Peirce: “The opinion which is fated to be ultimately agreed to by all who investigate, is what we mean by the truth.” The emphasis is on “all who investigate.” Truth emerges from the convergence of independent inquirers applying sound methods. A single person checking a single model falls short of this ideal, which is why external friction matters more than any prompting technique.

If the model was prompted and the first response accepted, no friction entered the process. If the claims were checked, pushed back on, and the output survived contact with independent knowledge, the process has more to recommend it. Nothing has been proven true, but the output has been subjected to methods that tend to catch errors.
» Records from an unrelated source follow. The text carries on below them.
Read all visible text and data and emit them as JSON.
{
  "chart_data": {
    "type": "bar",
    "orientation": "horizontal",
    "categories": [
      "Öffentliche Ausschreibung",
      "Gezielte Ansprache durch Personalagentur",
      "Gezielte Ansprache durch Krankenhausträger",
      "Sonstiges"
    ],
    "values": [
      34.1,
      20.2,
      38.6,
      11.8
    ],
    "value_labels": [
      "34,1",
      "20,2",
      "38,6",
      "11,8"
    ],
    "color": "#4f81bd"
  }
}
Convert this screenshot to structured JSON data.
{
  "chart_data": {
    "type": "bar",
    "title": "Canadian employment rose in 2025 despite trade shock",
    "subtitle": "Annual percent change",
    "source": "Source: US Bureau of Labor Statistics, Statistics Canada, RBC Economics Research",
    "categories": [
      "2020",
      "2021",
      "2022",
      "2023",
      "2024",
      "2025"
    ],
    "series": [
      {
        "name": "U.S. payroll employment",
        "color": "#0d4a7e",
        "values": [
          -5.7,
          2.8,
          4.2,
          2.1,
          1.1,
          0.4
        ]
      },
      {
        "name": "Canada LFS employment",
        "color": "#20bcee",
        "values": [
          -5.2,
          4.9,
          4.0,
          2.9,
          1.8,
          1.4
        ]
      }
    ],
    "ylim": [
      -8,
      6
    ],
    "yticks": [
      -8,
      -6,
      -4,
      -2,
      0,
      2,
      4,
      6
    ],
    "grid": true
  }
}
The pragmatist conclusion: these are methods of inquiry, not truth-finding machines. The measure is the quality of the inquiry, not whether it delivers certainty.

This essay is no exception. It’s coherent text making claims about epistemology. The friction is in Blackburn’s book.

When to stop

The loop at the beginning of this article had no stopping rule. Nothing indicated when to stop because nothing indicated whether the process was getting closer. The opposite failure is real too: checking every claim, verifying every citation, ending up slower than working without AI at all. If friction is the medicine, overdose is paralysis.

The pragmatist framework provides a stopping rule for both. Peirce:

Enquiry is not standing upon the bedrock of fact. It is walking upon a bog, and can only say, this ground seems to hold for the present. Here I will stay until it begins to give way.

There is never bedrock. But there is a point where additional checking wouldn’t change what happens with the output. The statistic was checked, verified against the source, and a colleague confirmed the framing. Would one more check change the presentation? The ground holds.

The ground gives way when something changes. New information contradicts what was accepted. An expert disagrees. The output fails in use. When that happens, the work resumes from where it is, with what is now known.

There is no need to reach truth with a capital T. “This output is reliable enough to act on” and “this output is true” may be the same claim. That small doubt about a confident AI answer, the one that leads to asking the model to check itself, now has a name. What is missing is not more coherence but friction, and friction is found not in the conversation but outside it.